I wonder if the current computational feasibility will cap out improvment of current generation LLMs soon?

[-] TheFriar@lemm.ee 1 points 2 weeks ago

The only text predictor I want in my life is T9

[-] 7rokhym@lemmy.ca 0 points 2 weeks ago

Roger Penrose wrote a whole book on the topic in 1989. https://www.goodreads.com/book/show/179744.The_Emperor_s_New_Mind

His points are well thought out and argued, but my essential takeaway is that a series of switches is not ever going to create a sentient being. The idea is absurd to me, but for the people that disagree? They have no proof, just a religious furver, a fanaticism. Simply stated, they want to believe.

All this AI of today is the AI of the 1980s, just with more transistors than we could fathom back then, but the ideas are the same. After the massive surge from our technology finally catching up with 40-60 year old concepts and algorithms, most everything has been just adding much more data, generalizing models, and other tweaks.

What is a problem is the complete lack of scalability and massive energy consumption. Are we supposed to be drying our clothes at a specific our of the night, and join smart grids to reduce peak air conditioning, to scorn bitcoin because it uses too much electricity, but for an AI that generates images of people with 6 fingers and other mangled appendages, that bullshit anything it doesn't know, for that we need to build nuclear power plants everywhere. It's sickening really.

So no AGI anytime soon, but I am sure Altman has defined it as anything that can make his net worth 1 billion or more, no matter what he has to say or do.

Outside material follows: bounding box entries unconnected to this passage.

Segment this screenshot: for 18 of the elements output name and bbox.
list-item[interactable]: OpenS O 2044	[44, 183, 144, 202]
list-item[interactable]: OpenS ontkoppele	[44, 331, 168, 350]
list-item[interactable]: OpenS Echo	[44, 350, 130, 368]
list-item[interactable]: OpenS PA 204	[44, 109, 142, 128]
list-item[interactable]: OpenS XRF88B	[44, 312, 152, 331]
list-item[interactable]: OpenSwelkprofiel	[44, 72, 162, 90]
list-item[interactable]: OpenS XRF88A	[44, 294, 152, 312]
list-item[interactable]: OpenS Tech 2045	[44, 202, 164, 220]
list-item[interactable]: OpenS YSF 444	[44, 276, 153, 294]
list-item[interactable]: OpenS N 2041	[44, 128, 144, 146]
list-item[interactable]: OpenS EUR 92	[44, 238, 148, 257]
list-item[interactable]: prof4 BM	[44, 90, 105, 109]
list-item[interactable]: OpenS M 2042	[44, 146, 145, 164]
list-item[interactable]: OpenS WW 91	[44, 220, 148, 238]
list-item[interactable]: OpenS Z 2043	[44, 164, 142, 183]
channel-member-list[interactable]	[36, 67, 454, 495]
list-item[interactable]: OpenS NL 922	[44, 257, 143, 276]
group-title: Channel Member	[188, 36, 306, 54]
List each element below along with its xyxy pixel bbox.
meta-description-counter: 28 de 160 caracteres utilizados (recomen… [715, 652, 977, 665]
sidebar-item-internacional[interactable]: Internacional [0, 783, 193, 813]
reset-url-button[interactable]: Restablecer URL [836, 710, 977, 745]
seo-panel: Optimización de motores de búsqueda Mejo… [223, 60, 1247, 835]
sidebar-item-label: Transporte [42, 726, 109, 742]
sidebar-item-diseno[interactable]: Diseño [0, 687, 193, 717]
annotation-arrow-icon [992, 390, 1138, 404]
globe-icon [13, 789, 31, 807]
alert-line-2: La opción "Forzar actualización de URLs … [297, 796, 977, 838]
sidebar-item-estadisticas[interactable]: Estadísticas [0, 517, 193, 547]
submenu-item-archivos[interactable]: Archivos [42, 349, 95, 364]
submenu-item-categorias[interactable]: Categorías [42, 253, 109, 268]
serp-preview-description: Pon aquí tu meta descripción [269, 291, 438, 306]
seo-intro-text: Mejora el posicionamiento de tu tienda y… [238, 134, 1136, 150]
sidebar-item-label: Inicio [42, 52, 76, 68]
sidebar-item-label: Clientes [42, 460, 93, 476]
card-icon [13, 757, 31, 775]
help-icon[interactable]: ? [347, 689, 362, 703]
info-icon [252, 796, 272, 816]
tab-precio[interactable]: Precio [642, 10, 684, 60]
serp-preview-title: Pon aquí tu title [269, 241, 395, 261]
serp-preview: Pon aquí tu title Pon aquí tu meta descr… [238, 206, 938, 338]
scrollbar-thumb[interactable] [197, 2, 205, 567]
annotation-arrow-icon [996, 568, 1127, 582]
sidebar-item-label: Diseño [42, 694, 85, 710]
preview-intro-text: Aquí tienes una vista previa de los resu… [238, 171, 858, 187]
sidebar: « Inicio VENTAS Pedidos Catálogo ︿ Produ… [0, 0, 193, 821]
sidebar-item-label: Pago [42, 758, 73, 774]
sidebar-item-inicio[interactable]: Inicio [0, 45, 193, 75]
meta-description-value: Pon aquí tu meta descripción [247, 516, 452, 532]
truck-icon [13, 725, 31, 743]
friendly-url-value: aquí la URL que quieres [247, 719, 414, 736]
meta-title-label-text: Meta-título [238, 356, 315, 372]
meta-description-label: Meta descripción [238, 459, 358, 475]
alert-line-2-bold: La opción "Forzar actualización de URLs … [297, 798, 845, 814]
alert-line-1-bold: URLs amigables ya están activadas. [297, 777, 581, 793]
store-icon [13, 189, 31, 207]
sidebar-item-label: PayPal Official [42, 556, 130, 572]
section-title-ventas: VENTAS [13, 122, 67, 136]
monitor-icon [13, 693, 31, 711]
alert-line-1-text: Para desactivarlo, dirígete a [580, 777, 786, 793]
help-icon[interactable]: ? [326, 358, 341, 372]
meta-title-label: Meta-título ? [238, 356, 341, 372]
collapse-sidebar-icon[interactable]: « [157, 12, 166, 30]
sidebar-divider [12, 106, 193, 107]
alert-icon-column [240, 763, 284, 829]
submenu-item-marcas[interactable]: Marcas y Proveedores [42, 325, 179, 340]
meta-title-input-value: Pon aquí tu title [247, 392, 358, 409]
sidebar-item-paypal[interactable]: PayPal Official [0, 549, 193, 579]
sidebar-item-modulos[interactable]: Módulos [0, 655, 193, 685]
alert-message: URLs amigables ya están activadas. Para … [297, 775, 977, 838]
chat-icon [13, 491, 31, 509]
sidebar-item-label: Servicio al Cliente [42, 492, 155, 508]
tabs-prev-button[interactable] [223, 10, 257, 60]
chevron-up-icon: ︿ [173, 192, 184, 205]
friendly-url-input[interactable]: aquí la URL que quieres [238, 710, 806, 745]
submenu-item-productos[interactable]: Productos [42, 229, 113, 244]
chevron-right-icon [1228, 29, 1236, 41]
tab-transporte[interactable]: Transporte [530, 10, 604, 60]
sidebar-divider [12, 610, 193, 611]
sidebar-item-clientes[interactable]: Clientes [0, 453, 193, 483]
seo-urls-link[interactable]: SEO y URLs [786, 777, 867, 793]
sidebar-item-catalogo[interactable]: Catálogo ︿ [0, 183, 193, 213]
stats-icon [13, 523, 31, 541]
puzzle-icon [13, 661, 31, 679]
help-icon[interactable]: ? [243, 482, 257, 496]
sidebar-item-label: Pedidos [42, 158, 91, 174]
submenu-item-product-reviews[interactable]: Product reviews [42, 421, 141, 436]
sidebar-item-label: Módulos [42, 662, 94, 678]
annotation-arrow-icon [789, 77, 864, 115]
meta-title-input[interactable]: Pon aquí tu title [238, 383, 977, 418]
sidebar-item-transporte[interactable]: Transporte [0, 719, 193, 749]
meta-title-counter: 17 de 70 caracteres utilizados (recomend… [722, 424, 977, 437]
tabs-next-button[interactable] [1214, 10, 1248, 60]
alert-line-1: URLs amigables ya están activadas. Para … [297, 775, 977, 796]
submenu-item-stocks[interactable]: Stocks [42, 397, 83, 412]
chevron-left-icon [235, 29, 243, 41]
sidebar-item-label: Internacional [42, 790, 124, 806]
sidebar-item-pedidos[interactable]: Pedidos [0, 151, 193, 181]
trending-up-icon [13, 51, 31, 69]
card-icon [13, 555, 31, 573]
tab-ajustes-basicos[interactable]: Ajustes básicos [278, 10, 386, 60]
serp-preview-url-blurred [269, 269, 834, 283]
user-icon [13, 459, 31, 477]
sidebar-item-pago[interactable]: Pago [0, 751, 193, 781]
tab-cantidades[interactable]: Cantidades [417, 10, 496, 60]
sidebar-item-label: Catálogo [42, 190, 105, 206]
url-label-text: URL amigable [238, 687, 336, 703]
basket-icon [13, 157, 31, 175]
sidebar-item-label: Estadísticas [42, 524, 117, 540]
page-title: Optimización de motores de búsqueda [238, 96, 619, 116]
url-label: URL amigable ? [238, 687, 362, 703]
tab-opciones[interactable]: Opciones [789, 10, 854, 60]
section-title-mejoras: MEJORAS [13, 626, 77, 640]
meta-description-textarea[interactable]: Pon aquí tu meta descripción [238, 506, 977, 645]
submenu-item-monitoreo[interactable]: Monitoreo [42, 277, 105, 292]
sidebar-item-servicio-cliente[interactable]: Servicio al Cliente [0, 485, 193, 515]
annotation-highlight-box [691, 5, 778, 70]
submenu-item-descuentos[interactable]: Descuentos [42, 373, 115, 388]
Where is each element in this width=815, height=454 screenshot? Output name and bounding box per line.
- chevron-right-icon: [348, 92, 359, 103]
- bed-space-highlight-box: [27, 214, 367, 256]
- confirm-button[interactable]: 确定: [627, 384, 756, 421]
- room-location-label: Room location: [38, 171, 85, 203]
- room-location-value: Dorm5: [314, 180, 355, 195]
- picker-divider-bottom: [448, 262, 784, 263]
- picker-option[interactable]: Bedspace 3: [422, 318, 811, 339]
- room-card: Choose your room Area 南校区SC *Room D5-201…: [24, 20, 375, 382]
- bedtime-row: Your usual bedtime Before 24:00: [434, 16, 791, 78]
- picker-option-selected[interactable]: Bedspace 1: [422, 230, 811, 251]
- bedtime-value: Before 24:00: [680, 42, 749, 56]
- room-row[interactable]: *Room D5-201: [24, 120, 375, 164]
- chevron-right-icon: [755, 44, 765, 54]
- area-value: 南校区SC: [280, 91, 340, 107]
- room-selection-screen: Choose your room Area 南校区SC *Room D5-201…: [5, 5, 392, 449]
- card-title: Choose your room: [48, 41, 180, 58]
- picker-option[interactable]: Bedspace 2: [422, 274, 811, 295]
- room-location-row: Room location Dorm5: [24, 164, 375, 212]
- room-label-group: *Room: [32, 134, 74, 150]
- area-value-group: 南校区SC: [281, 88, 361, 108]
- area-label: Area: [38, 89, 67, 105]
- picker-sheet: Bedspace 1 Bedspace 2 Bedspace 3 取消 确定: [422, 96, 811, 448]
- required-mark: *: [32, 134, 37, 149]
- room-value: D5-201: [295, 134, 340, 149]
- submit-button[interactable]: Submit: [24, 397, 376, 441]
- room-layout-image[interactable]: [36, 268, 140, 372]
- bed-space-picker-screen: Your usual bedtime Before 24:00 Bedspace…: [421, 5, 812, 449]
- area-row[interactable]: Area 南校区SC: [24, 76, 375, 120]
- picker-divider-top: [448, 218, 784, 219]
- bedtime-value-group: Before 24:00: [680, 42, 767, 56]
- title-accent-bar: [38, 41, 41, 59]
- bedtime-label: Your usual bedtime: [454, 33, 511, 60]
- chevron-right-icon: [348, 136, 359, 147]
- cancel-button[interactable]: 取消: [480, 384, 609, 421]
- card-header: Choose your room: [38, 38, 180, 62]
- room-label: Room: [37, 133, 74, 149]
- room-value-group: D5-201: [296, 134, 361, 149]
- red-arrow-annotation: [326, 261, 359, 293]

[-] HawlSera@lemm.ee 1 points 1 week ago

Until you can see the human soul under a microscope, we can't make rocks into people.

[-] RoidingOldMan@lemmy.world 0 points 1 week ago

a series of switches is not ever going to create a sentient being

Is the goal to create a sentient being, or to create something that seems sentient? How would you even tell the difference (assuming it could pass any test a normal human could)?

[-] 7rokhym@lemmy.ca 1 points 1 week ago

Powering off a pile of switches is turning it off. Powering off a sentient being is killing it. Not to mention a million other issues it raises.